What makes this whole story outrageously funny is the lines that directly followed this quote.
The conference will feature Rep. Michele Bachmann, Ambassador Alan Keyes, Colorado gubernatorial candidate Tom Tancredo, former Sen. and retired Admiral Jeremiah Denton, WND's Jerome Corsi, Aaron Klein, David Kupelian, comedienne Victoria Jackson, talk-show host Rusty Humphries, homeschool champion Michael Farris and many others in a lively, interactive forum that will include debates on some of the hottest issues of the day.
Oh yeah, any event featuring Bachmann, Keyes and comedienne Victoria Jackson is definitely srz bznz! God bless the series of tubes. Without them, I might not ever find out just how stupid these folks really are.

Friday, August 13, 2010

A Message for White Xenophobes

Dear White Xenophobes,

You clearly don't understand the human psyche. What happens when you threaten adults and tell them that they had better not do something? Why, even if they had no prior plans to do it, the idea of trying it suddenly becomes more intriguing to them, of course! By making migration across this imaginary border into something forbidden, you make it a challenge that some folks will become determined to conquer.
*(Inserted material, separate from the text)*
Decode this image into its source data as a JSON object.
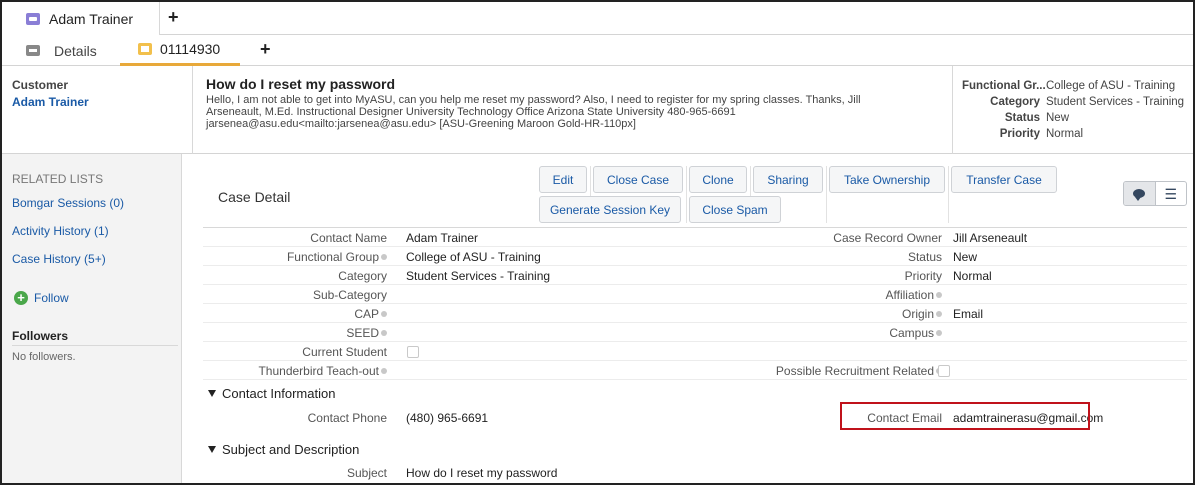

You like facts? Well, here's one: The US military is stuck in two god-forsaken wars that leave it too stretched out and distracted to put enough people on the border to actually prevent folks from crossing. Even Arpaio and Brewer's little stunts aren't enough to keep folks from crossing. All they have done is alienate people of color who are citizens, including those who might actually have gone along with a reasonable and comprehensive approach to migration.
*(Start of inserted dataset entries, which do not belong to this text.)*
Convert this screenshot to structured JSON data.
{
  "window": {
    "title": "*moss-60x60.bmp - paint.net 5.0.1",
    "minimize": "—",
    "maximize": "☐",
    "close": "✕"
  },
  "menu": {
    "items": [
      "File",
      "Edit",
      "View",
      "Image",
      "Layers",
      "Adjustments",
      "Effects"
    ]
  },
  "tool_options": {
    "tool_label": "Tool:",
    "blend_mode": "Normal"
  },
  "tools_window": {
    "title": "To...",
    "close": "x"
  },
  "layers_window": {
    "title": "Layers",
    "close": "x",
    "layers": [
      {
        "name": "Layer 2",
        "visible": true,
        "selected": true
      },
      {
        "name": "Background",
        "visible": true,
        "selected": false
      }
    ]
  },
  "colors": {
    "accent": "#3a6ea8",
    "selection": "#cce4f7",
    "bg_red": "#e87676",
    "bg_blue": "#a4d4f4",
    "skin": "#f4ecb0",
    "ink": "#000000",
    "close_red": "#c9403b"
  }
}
My very conservative partner, who is just a swarthy man of German-descent and is often mistaken as a Latino or Arab, can no longer travel/vacation through AZ without worrying about being snatched away from his family. Do you really think he'll ever vote Republican again? You folks really didn't think this one through very well or maybe you just decided to let your prejudices win out over all other considerations. Either way, you played yourself, buddy. The cat's out of the bag and even conservative people of color are dumping your party like a hot rock. Thanks for playing, though!”